Boeing President and CEO Kelly Ortberg shared a message with all employees on Wednesday, before the third quarter financial results webcast, noting that: “When it comes to our future the only way to be successful is by working together… It will take time to return Boeing to its former legacy but, with the right focus and culture, we can be an iconic company and aerospace leader once again. We will be focused on fundamentally changing the culture, stabilizing the business and improving programme execution, while setting the foundation for the future of Boeing. To define that future, we will stay true to our roots and the values that defined our legacy.”

During the earnings call, Ortberg acknowledged that: “The trust in our company has eroded. We’re saddled with too much debt. We’ve had serious lapses in our performance across the company which have disappointed many of our customers.” He again stressed the need to change leadership culture, stabilise the business, improve programme execution and establish firm foundations for the future.”

Ortberg is determined to move Boeing forward, and believes that getting back to the values that helped define Boeing’s legacy is what will define and ensure the company’s future.

“This is a company that ushered in the new era of air travel and helped land the first man on the moon,” he noted. “This is a big ship that will take some time to turn, but when it does, it has the capacity to be great again… It will take time to return Boeing to its former legacy, but with the right focus and culture, we can be an iconic company and aerospace leader once again,” Ortberg said.

Ortberg said that: “Boeing is an airplane company and at the right time in the future we need to develop a new airplane. But we have a lot of work to do before then. This includes stabilizing our business, improving execution on the development programs, streamlining the portfolio to do what we do well and restoring the balance sheet so that we do have a path to the next commercial aircraft.”

Ortberg plans to reset priorities and create a leaner, more focused organization, reducing what he called non-essential activity and concentrating on specific ‘core’ areas. Determination of the core/non-core areas is already underway, with decisions as to whether to shed non-core parts of Boeing by the end of the year.

Ortberg reaffirmed Boeing’s commitment to acquire Spirit AeroSystems, and said that making wholesale changes at Boeing Global Services (which achieved solid financial results) was “not my priority right now” though elements of the BGS portfolio may be part of the core/non-core decision process.

Ortberg does not plan to walk away from its troubled military contracts, though he admitted that there was: “no magic bullet,” to achieving profitability on the most challenging contracts, which include the KC-46 tanker, the T-7A trainer, the MQ-25 autonomous unmanned carrier-based tanker and the VC-25B presidential transport aircraft.

Ortberg said that: “Even if we wanted to, I don’t think we can walk away from these contracts. These are core customers that need this capability. We’ve got long-term commitments to them.”
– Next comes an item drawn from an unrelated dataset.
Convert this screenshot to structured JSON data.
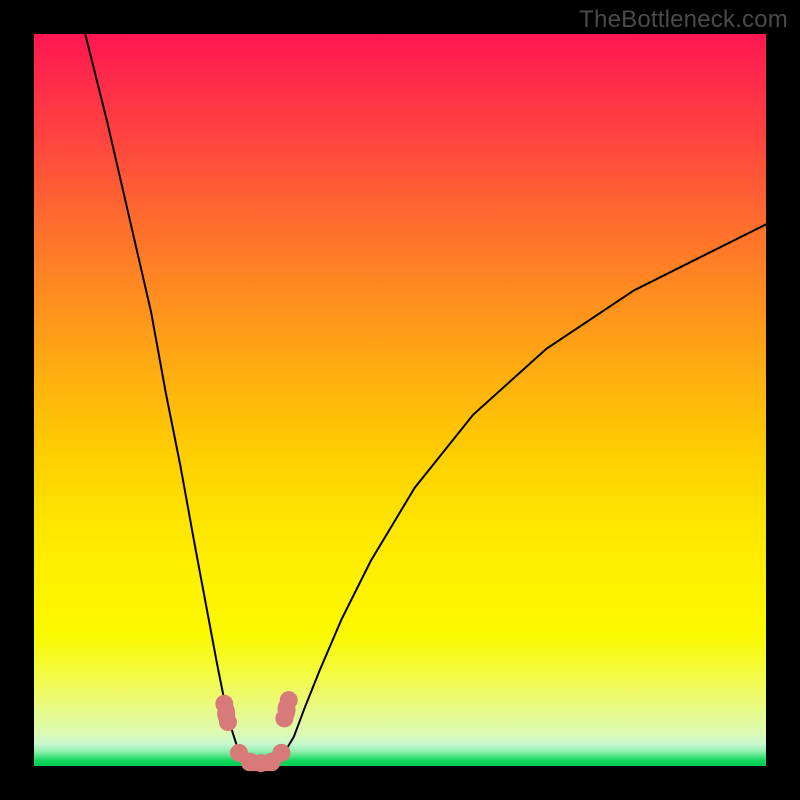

Boeing remains optimistic that programmes like the KC-46 Pegasus tanker will eventually return the company’s defence business to profitability, despite having triggered roughly US $7 billion in penalty charges. But the company also aims to reconfigure the Boeing defence portfolio to be “much more balanced, with less risky programmes and more profitable programmes.” Crucially the company will ensure that bids and proposals will be more disciplined, and risks will be more tightly controlled. This is a change that is already underway, and is the reason that Boeing withdrew its bid for the Survivable Airborne Operations Center programme.

Ortberg has reportedly acknowledged plans to move away from the Boeing Space

Business. The company’s Core Competency approach will see Commercial and Defence being prioritised, which is perhaps unsurprising after Boeing’s ill-fated Starliner mission was forced to return to Earth empty, leaving two NASA astronauts stranded aboard the International Space Station waiting for the rival SpaceX mission to get home. “We have to improve our systems engineering and design capability so that never happens again,” Ortberg observed, darkly.